The incident has rekindled the debate over equal pay for women and just how much women are underpaid in the same roles as men. It’s estimated that women typically earn about 75% – 80% of what men do in the same jobs. And while the debate rages on about how to end the pay gap forever, the key question in Jill Abramson’s case is what do you do when it happens to you?
Many years ago I was promoted to a director at Peppercomm and joined the firm’s management committee. Serving on the committee meant I had access to all sorts of new information, from who was being promoted to who was being fired, raises and salaries. Shortly after joining the committee our then CFO shared with the committee a list of all our employees and their salaries. I was shocked to see that two men who were both a level below me were making significantly more money than I was.
I didn’t know whether to cry or scream. Luckily I did neither.
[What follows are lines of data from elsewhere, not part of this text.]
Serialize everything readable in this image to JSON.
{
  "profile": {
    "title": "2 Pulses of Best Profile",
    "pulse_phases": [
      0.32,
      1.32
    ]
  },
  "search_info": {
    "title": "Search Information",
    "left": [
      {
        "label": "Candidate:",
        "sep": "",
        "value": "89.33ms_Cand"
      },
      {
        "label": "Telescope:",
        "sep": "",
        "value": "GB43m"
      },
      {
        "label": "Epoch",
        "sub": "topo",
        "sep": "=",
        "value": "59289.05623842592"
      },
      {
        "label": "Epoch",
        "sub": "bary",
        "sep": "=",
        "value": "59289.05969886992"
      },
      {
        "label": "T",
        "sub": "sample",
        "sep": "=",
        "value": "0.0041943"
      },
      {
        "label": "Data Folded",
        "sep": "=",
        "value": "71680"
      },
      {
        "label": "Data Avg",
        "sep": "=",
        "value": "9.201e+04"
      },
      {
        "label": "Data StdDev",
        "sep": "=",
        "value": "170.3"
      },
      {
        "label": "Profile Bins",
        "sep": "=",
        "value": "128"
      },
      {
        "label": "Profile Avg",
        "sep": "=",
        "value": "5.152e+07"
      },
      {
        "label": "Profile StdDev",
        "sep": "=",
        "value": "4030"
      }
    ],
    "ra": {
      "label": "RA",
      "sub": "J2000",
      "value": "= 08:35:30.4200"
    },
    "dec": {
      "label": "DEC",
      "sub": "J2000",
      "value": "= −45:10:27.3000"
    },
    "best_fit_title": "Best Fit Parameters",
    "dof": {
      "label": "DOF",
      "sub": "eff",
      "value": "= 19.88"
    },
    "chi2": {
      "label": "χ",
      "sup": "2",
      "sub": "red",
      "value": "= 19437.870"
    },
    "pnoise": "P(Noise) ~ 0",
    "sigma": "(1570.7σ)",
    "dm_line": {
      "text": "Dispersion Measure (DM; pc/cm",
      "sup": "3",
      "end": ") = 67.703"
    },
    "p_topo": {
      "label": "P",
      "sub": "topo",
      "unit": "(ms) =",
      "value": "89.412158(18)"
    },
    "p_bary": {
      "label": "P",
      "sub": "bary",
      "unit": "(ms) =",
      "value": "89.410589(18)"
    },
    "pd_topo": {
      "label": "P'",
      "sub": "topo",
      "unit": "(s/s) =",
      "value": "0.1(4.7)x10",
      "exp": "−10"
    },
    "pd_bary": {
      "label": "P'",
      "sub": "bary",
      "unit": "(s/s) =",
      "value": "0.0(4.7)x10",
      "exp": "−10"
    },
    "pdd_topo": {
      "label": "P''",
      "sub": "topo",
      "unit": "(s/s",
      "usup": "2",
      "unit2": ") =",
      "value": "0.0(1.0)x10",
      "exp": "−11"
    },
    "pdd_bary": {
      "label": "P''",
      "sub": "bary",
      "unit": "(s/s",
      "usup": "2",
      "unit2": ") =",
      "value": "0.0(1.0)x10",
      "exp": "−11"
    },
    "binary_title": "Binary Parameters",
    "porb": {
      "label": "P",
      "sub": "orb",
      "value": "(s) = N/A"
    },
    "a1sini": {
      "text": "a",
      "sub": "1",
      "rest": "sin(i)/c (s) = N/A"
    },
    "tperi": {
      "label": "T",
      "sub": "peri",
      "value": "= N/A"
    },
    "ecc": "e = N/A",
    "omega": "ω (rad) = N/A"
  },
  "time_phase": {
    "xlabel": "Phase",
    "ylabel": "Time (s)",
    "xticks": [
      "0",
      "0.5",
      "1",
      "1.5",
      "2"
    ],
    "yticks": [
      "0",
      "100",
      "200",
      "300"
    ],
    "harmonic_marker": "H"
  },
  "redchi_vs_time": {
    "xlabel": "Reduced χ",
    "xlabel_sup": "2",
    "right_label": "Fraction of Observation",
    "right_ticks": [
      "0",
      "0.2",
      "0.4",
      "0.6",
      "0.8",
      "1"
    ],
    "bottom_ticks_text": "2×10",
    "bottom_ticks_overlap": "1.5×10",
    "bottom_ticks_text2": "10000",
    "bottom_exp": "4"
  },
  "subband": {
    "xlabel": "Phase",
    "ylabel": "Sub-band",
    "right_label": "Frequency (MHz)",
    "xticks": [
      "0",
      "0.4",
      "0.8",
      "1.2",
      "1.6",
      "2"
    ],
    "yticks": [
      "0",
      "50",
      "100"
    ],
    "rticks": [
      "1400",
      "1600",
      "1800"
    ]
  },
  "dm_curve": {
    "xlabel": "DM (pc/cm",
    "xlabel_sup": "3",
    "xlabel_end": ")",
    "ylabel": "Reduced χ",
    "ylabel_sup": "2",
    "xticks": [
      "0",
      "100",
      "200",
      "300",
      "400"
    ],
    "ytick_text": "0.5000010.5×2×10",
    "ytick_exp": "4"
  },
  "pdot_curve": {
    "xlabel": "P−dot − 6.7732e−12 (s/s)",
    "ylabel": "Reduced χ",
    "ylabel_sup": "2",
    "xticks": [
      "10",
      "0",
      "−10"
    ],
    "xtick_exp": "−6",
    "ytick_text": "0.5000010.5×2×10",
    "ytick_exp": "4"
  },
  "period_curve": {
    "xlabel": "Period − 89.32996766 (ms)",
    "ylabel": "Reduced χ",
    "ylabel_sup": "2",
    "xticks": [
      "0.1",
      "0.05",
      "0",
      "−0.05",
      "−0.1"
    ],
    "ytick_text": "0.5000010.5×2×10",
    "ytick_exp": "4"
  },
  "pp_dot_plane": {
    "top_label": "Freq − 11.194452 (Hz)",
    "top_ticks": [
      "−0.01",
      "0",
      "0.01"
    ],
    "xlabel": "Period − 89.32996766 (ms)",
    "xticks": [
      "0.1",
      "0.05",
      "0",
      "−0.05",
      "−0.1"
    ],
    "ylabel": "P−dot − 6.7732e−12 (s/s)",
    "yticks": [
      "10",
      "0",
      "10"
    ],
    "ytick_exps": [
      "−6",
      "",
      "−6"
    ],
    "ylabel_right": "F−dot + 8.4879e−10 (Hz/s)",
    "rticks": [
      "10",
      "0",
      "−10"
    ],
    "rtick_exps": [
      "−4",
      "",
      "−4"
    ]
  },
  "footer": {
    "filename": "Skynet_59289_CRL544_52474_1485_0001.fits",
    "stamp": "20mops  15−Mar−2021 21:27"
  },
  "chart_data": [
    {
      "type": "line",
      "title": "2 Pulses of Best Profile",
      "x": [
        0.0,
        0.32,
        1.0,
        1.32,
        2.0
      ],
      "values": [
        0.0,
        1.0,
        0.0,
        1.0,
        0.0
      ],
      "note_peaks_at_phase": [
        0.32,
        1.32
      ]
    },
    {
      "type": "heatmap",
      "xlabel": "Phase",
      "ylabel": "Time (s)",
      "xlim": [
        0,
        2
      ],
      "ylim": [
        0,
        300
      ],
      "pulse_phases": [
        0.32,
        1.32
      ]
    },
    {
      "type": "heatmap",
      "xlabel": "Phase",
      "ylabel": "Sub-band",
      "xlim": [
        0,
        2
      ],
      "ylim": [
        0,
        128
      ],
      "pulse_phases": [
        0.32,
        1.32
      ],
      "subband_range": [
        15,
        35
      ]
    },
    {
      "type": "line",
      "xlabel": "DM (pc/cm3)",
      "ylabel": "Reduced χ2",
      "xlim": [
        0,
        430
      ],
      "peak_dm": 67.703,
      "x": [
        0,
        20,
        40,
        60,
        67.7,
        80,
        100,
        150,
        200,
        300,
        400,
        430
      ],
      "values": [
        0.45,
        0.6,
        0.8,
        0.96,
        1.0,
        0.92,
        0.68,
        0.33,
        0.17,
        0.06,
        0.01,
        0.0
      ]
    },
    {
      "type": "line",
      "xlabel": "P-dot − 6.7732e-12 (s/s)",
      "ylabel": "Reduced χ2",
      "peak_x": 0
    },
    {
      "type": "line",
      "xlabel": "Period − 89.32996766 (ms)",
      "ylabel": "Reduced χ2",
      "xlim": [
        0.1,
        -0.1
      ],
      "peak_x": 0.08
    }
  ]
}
I thought long and hard about what to do and how best to approach our managing partner about what I saw as a terrible wrong. I created a list of points on why I should be better compensated – I had more responsibility, I was managing one of the agency’s largest clients, I was managing a group of people, I was leading large new business efforts. Then I waited for the right moment. When my team won a prestigious industry award for best campaign I felt the timing was right.
I went into the managing partner’s office armed with my talking points and scared to death. I laid out my argument. He looked at me and said “Yep, you’re right. I’m sorry I didn’t catch this and we’ll rectify it right away.” So what I saw as a potential gender gap was really an accounting oversight that was quickly and fairly corrected.
By no means am I suggesting that the gender pay gap doesn’t exist nor that we should ignore it. But my experience illustrates that assuming it is a deliberate slight isn’t always correct either. Chances are that if I went in and complained that a man shouldn’t be making more than me that they still would have given me a raise because Peppercomm is the type of company that simply tries to do the right thing. However, I was glad that I focused on the value that I was bringing to the agency rather than gender inequality.